The common misconception about cremation is that it is not possible to have a visitation, wake or more formal services. Visitations are not only allowed before a cremation; they are a popular and appropriate choice for many families.
What is a Wake or Visitation?
Many people believe they cannot have a wake or visitation if their loved one is being cremated. The reason for this is that a wake or visitation involves spending time with the body prior to the funeral service. A wake typically occurs in the presence of the casket, with the embalmed remains of their loved on inside. Visitations are sometimes a little bit different, in that they do not require the deceased to be present. These gatherings often take place the day before or even the day of funeral or memorial services.

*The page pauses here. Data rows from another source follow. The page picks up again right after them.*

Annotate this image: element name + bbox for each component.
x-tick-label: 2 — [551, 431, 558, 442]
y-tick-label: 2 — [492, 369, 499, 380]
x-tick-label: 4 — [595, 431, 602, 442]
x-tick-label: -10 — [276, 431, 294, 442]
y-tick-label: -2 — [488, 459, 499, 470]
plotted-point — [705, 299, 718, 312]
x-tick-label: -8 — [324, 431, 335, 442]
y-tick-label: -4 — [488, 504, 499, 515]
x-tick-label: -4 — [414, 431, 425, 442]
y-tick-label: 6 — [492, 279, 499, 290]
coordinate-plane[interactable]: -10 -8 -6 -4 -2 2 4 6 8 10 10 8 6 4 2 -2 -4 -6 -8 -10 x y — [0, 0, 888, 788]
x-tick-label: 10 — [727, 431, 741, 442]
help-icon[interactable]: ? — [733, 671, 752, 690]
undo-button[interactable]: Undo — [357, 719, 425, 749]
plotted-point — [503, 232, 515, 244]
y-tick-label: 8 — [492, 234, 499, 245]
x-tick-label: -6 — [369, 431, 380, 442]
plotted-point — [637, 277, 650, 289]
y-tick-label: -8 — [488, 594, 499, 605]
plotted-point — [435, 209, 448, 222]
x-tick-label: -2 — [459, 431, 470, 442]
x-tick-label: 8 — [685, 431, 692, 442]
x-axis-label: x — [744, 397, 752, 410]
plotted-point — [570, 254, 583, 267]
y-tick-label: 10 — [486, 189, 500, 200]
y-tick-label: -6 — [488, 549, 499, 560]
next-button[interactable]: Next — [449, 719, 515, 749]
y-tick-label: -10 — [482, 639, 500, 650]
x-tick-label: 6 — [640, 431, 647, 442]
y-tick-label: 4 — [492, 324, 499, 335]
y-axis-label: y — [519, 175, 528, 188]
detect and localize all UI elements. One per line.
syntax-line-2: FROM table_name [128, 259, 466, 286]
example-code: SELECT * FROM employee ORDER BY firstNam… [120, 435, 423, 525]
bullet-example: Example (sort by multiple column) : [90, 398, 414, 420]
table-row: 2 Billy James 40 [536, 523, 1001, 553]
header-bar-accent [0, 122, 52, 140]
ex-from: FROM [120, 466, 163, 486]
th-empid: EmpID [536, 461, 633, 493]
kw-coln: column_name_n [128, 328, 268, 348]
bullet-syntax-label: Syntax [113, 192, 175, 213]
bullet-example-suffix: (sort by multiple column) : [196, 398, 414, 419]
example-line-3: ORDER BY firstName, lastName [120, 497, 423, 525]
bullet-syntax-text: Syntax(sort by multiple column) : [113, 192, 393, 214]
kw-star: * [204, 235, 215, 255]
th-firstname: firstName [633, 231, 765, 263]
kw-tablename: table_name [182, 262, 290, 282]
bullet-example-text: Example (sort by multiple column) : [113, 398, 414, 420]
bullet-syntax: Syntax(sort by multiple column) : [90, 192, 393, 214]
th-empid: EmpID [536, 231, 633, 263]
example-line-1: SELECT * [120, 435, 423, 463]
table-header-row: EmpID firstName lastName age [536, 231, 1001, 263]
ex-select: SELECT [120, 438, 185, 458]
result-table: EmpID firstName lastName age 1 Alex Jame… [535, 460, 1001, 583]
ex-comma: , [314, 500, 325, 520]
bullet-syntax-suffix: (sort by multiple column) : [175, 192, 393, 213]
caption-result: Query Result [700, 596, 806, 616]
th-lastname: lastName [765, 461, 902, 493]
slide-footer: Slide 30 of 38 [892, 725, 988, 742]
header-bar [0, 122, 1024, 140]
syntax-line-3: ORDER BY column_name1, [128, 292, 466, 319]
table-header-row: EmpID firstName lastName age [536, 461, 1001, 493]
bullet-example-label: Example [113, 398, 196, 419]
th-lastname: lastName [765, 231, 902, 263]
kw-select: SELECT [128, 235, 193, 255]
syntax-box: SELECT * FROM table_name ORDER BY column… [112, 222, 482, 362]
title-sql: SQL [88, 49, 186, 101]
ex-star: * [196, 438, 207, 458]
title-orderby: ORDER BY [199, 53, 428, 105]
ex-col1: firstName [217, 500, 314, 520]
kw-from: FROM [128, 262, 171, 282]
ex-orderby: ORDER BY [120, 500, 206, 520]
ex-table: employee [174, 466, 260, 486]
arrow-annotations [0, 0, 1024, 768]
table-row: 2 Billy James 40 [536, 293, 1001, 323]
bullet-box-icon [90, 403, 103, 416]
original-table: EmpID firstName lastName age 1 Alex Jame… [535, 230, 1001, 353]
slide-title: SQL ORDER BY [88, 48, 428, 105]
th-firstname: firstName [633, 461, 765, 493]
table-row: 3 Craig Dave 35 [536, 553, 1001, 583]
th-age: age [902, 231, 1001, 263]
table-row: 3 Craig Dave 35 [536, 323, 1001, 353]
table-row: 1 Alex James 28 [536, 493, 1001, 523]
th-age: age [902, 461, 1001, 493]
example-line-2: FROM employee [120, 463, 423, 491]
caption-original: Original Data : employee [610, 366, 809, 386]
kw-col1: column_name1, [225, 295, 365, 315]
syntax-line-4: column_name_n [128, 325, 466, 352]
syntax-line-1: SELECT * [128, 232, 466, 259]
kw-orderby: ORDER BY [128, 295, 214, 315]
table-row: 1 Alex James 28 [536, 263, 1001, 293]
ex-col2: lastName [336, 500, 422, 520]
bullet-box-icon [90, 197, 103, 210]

The Most Common Misconception
The most common mistake that people make in regards to cremation and visitations is thinking someone planning for cremation cannot be embalmed. This is simply not true. Many people choose to be embalmed prior to cremation in order to allow for a viewing, wake or funeral service.
Some people also choose to have a visitation with the urn and ashes present instead of an open or closed casket. When it comes to funeral customs and traditions, almost everything can be personalized to meet the last wishes of the deceased and their family.
What about the Casket?
When it comes to the casket used in a wake or visitation, there are several options available. Most common is the use of a ceremonial “rental” casket. This casket is made of a hardwood shell, and the interior is actually a cremation container, but to everyone else, appears as a typical, hardwood casket. The interior is cremated with the deceased after visitation or services and only the hardwood shell is re-used. This is a more environmentally friendly and more economical option than the use of a cremation casket.
What happened after the visitation or services?
Following the visitation or funeral services, depending on family preferences, cremation will take place at our crematory. Those cremated remains can then be returned to family members, buried at a cemetery or placed in a columbarium. These final services can be done simply by a funeral director and cemetery staff, privately with family members or publicly where everyone would be invited to the cemetery. If inurnment or committal services are taking place in a cemetery setting, this is often the time where military rites would be rendered to our nation’s veterans.